Tuesday, March 07, 2006

Refurbishing the 50mm finder

I went up to the roof deck clothes drying area, where my 10" telescope languishes in exile, and brought down some stuff.

Was chatting with Joel Munoz of ALP yesterday and he described a pretty nifty way to retrofit crosshairs to an ordinary eyepiece, turning it into.. a reticle eyepiece! Pretty darn useful for a finder. So I decided to retrieve my optical stuff and try it out.

Anyway, first item on the agenda: refurbishing the finder. The finder is made from a 52mm Surplus Shed 52mm cemented achromatic doublet (with some haze in the cement.. but what do you expect for less than $5 each?) and an orange schedule 40 PVC pipe of 2 inches (50.8mm) diameter of the right length. I had to sand a bit of the inside of the PVC pipe so that the 52mm diameter achromat would fit.

I taped a sheet of sandpaper inside the PVC tube to act as a nonreflective surface (PVC can be pretty shiny). I used a 1.25" eyepiece holder from an old plastic focuser (also from Surplus Shed) and a plastic drain pipe assembly as the helical focuser. Since the PVC pipe was orange and had a lousy acrylic paint job (I bought the paint from the craft supply section of National Bookstore), I decided to wrap it in butyl self-fusing tape for that faux shockproof finish.

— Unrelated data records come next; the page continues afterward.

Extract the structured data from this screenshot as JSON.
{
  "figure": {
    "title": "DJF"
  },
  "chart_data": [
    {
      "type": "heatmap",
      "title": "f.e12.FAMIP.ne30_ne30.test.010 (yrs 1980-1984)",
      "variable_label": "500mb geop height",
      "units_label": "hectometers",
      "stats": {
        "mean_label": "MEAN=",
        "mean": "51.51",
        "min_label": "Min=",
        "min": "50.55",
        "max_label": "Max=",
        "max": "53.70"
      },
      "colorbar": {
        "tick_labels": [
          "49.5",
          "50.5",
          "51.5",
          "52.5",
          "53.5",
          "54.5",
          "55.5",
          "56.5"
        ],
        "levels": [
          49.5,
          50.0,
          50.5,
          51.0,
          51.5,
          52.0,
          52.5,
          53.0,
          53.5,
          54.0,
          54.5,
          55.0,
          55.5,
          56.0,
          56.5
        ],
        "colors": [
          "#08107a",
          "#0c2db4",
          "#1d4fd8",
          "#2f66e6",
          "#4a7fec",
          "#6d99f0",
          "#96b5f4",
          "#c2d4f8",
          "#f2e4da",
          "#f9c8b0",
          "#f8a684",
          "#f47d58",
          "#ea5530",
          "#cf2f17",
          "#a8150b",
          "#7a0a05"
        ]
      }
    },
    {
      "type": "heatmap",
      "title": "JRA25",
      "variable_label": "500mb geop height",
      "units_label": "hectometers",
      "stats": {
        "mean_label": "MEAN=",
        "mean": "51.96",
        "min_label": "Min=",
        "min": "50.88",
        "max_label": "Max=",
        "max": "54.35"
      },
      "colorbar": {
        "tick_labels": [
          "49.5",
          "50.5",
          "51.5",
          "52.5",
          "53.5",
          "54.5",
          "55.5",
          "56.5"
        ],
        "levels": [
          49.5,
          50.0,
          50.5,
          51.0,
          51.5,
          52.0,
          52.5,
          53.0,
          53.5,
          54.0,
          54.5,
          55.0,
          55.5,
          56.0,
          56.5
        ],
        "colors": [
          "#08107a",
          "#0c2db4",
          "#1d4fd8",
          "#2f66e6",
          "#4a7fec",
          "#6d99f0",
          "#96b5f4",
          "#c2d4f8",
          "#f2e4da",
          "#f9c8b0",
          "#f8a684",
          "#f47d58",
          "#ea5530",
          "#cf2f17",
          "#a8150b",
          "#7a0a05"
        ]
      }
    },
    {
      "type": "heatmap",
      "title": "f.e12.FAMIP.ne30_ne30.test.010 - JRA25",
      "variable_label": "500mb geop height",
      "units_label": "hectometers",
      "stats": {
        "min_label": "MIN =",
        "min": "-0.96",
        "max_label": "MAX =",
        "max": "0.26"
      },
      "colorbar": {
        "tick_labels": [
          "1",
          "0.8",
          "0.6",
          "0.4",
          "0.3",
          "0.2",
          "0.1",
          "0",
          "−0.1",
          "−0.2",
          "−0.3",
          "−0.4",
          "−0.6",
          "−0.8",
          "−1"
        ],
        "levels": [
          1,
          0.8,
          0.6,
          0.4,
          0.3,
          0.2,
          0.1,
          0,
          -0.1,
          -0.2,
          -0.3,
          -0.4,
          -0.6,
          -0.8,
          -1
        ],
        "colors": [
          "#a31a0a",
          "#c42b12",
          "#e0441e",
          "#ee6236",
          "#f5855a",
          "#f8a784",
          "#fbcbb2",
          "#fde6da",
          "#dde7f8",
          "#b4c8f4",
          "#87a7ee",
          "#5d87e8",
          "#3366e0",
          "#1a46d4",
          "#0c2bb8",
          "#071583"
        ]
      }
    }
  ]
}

Right now I'm using a 25mm Meade Kellner eyepiece (from our ETX-60 "robotic telescope") but I have an extra set of lenses from the Surplus Shed 26mm Super Plossl eyepiece set (two doublets and one double-convex) which I will use as the finder eyepiece. Or something.. on the other hand, having a 35mm eyepiece around is useful for the 10" (not to mention it's less lossy than my super-duper home-made wide-angle 24mm eyepiece with 7 elements, also courtesy of the Shed).